Elihu uses some quotes from Job to reiterate that God can do no wrong. Specifically, he uses the words from Job found in Chapter 27.

As God lives, who has deprived me of justice, and the Almighty who has made me bitter,

JobJob 27:2 HCSB

Elihu appears to have taken Job’s words literally to mean that he has no character flaws and God is wrong to punish him. Taking into consideration what we know of Job, I think the better explanation is that his character was under assault from his friends, so he was defending himself against those unwarranted attacks.

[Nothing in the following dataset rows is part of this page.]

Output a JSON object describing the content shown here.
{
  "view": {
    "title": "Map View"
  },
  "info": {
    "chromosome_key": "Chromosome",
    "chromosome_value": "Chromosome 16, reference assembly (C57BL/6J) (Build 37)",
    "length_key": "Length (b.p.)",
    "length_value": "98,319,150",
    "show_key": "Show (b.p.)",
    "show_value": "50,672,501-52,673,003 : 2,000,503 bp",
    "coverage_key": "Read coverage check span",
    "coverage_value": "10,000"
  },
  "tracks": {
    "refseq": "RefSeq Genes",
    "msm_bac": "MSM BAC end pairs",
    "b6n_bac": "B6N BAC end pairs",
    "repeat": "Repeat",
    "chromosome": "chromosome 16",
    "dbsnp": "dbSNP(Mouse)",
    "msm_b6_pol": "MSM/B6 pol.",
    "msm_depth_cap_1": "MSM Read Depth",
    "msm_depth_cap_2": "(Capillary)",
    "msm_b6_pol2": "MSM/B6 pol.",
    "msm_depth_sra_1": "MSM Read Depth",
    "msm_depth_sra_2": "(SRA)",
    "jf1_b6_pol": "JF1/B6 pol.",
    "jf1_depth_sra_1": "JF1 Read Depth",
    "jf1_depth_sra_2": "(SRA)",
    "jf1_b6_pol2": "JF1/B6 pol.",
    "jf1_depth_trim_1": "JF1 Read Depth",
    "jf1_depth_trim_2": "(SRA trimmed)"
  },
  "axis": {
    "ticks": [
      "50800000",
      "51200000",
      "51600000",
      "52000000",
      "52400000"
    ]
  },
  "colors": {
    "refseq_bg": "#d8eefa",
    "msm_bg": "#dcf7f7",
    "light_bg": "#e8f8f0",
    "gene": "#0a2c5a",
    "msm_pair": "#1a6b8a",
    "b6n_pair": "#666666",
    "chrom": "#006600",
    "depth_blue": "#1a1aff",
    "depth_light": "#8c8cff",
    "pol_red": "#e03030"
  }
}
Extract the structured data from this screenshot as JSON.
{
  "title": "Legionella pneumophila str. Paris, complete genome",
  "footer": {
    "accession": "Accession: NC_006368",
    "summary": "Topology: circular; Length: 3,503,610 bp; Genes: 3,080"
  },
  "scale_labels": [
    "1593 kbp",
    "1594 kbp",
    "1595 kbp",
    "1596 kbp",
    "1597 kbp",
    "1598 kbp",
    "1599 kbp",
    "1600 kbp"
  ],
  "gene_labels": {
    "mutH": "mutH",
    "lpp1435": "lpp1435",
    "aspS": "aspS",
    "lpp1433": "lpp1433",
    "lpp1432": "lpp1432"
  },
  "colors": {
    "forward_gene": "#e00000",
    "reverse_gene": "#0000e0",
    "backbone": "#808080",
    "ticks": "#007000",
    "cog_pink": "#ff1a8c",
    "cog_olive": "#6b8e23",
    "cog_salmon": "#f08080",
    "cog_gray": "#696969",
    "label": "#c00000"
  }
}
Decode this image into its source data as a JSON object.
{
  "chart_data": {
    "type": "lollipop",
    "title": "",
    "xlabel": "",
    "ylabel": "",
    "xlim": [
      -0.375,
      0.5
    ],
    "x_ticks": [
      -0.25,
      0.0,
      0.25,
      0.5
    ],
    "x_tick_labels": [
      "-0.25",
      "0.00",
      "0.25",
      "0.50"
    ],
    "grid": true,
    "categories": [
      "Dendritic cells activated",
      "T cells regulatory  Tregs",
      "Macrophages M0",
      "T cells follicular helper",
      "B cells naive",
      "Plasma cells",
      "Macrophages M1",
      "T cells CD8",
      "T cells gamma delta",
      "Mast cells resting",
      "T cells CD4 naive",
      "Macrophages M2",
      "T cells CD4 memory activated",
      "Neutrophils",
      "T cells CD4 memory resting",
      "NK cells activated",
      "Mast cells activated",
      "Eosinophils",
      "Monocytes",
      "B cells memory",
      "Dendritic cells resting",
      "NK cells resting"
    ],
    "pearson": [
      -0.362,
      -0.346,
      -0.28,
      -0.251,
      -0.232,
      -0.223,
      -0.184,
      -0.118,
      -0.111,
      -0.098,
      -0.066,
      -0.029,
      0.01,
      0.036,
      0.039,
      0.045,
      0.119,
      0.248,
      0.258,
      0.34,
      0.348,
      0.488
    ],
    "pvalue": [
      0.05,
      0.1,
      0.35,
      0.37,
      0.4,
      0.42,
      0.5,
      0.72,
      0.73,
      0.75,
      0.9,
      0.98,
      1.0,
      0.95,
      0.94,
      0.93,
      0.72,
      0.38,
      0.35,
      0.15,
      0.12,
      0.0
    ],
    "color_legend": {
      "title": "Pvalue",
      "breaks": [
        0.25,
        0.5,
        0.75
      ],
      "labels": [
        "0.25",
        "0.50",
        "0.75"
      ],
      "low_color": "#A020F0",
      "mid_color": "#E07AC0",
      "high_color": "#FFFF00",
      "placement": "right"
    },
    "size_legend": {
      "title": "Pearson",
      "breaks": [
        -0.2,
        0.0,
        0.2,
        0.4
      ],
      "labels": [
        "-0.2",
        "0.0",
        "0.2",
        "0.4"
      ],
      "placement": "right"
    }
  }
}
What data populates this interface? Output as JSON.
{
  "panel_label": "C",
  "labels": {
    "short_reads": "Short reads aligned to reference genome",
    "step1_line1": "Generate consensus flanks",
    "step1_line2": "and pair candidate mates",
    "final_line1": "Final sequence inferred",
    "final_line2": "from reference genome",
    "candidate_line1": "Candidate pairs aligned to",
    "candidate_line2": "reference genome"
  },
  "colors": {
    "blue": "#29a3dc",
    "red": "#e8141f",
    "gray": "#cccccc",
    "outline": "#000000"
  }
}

It is true Job does say, “God has taken away my right,” which is better translated, “God has deprived me of justice.” Does this mean that Job thinks God is not fair? Elihu would probably say so. I see Job’s questioning as trying to understand the mystery of why he has been subjected to this suffering – not necessarily that he thinks he is perfect and should be treated as such.

Whatever the case, Elihu makes claim to the fact that God is always righteous and should not be questioned, which of course, is true. I believe Job knows this and it’s why he’s struggling so much in the first place! If we know God’s judgments are perfect but we don’t understand them, our natural response is to question. However, that questioning does not necessarily mean we don’t trust Him. It’s the practical working out of our faith.

We find these stories all throughout Scripture. We are hesitant to step out in faith and trust when things don’t make sense, but after we do, and we eventually see the fuller picture, we are drawn closer to God and our faith in His sovereignty increases.

Elihu is upset because he thinks Job has acted irreverently. On one hand, this is pretty natural for someone who is enduring great suffering. We question and wrestle with God. On the other hand, Elihu is right in voicing concern for lacking a fear of God because so much of our relationship depends on that.

In the end, what’s most amazing is that God allows us to be part of His plan in this way. He allows us to struggle with His ways in our flesh. He’s patient with us when we fall prey to the limitations of our human minds. But, He continues to call us deeper. He continues to put us back into His refining fire to scorch the impurities from our character. The fact that He meets us where we are is an incredible thought that should motivate us to seek Him more than ever.